Subtitled Design and Typographic Principles for the Visual Novice, this book is for anyone who has to design a newsletter, job ad, flyer, business card, memo, report or whatever, but has no idea what separates good design from bad. Except, of course, that the first looks clear, professional, sophisticated and right, and the second is an ugly, unreadable mess.
Robin Williams has an easily readable style and manages to communicate sometimes complex and sophisticated concepts simply and directly. She rightly assumes that, though most people can recognise bad design when they see it, they don't know why it's bad and are therefore powerless to fix the same problems in their own work.
The bulk of the book is given over to explaining how, by sticking to four basic design principles--contrast, repetition, alignment and proximity--you can eliminate design gremlins from your work. In searching for a memorable and appropriate acronym for this principled approach, Williams admits she was only semi-successful.
The second half of the book deals with how to use type. Once again the approach is to explain simply, directly and with illustrated examples how the relationship between typefaces is defined.
As a college teacher, Williams can't resist the temptation to dot little quizzes, tests and mini-projects throughout the text. These are mostly good fun and reinforce what you've read, though even if you decide to ignore them they won't spoil your enjoyment of the book.
The Non-Designer's Design Book is the kind of book you could read in your lunch break. Its attitude is more "sketch in the margin with a pencil", than "complete the projects on the CD". It would be an ideal primer for anyone starting a design course, as well as those who want to improve the look of their memos. --Ken McMahon
From the Back Cover
Robin Williams wrote this one "for all the people who now need to design pages, but who have no background or formal training in design." Follow the basic principles clearly explained in this book and your work is guaranteed to look more professional, organized, unified, and interesting. You'll never again look at a page in the same way. Full of practical design exercises and quizzes. Runner-up for Best Introductory Systems How-to Book in the 10th Annual Computer Press Awards.
This book is for the secretary laying out an office newsletter, the entrepreneur designing her own advertising, the student wanting a better-looking term paper, or the professional creating a lasting impression with a new client. As a book of general design principles, it doesn't matter what computer one is using, or whether one is using a computer at all - the principles and terminology of good design remain the same.
Robin assumes that readers simply want to know how to make pages look better. She equips them with the four basic concepts used in virtually every well-designed job. Dozens of real-world examples enliven the text and demonstrate that Robin practices what she preaches: Good design does indeed capture the reader's attention.
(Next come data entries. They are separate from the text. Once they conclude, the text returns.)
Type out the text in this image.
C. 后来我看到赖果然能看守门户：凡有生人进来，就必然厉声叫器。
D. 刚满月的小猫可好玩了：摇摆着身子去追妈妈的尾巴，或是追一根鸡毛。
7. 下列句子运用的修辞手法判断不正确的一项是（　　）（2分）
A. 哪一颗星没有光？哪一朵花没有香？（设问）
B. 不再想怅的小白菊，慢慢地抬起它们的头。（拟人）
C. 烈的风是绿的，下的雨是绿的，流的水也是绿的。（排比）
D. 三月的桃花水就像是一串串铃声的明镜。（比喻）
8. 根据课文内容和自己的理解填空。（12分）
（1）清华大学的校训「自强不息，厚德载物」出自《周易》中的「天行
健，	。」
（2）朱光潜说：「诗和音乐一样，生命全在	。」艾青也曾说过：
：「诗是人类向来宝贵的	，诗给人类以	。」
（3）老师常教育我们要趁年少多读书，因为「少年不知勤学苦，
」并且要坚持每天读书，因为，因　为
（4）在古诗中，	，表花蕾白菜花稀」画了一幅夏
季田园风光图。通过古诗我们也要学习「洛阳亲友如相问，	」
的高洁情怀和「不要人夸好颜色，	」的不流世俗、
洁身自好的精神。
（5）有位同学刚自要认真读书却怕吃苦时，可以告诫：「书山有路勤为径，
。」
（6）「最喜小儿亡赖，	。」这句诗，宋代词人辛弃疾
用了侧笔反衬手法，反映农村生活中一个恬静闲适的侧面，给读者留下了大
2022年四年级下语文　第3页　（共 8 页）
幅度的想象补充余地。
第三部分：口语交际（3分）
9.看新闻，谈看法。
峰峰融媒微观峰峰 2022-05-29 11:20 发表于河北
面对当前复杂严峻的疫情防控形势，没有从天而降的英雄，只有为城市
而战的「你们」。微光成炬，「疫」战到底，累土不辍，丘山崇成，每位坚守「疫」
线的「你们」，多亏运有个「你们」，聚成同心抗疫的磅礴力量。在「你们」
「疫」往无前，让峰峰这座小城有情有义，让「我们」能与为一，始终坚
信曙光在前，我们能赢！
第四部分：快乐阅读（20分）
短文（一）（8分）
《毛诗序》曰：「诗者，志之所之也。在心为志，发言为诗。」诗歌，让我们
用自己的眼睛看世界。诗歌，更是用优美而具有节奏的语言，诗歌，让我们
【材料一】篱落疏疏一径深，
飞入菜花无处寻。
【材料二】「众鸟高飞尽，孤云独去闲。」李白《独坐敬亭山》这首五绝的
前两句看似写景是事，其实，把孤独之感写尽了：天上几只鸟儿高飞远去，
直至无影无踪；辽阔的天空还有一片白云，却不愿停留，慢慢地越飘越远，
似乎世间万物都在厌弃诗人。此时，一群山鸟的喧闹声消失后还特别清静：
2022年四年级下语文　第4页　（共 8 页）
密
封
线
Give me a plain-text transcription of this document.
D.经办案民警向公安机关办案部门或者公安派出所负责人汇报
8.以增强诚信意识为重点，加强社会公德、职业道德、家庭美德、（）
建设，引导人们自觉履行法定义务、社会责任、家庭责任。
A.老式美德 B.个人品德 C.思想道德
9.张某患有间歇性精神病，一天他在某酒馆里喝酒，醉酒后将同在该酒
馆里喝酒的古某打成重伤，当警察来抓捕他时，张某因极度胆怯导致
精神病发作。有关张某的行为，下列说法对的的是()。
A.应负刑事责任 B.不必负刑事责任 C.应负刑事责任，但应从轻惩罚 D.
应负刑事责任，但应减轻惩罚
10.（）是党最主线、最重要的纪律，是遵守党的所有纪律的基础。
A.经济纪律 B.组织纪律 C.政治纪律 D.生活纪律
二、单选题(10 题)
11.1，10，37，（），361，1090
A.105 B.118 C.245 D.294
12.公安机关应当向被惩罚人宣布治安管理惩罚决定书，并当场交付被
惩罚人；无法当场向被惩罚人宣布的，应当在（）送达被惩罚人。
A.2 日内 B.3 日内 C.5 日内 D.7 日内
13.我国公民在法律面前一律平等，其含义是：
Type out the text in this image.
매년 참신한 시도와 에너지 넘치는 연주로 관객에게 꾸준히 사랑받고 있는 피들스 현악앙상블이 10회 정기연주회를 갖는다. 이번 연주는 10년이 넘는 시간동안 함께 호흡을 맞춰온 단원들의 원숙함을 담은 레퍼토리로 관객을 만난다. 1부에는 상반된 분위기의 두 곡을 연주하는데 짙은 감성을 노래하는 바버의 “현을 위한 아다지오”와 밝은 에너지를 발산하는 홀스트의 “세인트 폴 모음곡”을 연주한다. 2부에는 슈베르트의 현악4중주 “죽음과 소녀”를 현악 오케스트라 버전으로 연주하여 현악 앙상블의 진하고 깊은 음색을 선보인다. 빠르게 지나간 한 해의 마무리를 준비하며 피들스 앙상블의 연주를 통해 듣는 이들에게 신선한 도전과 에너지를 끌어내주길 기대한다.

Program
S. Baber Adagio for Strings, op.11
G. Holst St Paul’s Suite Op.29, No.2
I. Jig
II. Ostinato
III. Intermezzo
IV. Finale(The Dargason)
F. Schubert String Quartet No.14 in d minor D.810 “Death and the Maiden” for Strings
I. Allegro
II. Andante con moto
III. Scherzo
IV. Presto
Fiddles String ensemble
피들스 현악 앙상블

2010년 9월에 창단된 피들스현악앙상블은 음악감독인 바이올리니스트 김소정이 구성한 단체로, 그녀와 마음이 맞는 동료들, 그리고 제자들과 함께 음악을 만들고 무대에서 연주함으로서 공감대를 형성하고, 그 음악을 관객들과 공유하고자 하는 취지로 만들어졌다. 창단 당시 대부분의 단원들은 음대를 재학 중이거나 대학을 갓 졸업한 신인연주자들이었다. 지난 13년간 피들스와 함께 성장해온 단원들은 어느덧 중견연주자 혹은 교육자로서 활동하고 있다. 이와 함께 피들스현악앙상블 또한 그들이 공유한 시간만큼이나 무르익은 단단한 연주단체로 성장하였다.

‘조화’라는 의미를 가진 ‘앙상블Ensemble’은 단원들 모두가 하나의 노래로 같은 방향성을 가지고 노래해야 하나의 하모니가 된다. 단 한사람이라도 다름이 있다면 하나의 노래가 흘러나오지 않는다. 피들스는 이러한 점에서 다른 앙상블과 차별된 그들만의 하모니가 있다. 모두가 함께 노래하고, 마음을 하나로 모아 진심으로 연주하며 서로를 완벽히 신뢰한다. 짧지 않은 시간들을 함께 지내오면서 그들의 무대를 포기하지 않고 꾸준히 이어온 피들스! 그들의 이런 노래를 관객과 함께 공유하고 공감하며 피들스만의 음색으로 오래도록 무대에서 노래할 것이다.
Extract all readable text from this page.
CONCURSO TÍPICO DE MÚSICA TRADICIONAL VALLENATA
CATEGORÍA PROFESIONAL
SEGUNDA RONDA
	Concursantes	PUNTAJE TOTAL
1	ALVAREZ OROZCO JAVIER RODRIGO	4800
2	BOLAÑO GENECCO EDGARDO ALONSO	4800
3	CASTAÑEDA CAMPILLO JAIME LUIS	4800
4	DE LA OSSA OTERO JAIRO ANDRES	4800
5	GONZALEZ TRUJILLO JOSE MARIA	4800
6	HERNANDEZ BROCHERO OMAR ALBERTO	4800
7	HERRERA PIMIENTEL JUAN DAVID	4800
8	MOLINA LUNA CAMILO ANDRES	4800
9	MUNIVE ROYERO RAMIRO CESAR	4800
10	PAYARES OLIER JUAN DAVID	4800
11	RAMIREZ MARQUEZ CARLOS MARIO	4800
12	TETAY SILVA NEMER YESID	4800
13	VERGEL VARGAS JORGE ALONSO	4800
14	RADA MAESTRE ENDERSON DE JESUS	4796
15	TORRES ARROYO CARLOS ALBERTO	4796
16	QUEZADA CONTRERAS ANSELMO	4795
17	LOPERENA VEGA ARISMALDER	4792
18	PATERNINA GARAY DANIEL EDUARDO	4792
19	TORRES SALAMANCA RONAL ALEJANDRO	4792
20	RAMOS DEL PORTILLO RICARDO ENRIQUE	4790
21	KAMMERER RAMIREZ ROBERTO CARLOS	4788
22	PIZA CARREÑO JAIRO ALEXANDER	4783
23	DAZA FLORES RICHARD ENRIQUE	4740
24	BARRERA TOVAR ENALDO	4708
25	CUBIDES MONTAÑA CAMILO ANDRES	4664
In the second half, the focus is on type, specifically the problem of combining multiple typefaces. Robin demonstrates that in page design, as in life, a relationship is established that is either concordant, conflicting, or contrasting.
Each chapter is conveniently summarized, and there are practical design exercises, optional quizzes, and bibliography. Throughout the book, readers are encouraged to feel at ease in the often confusing world of graphic design.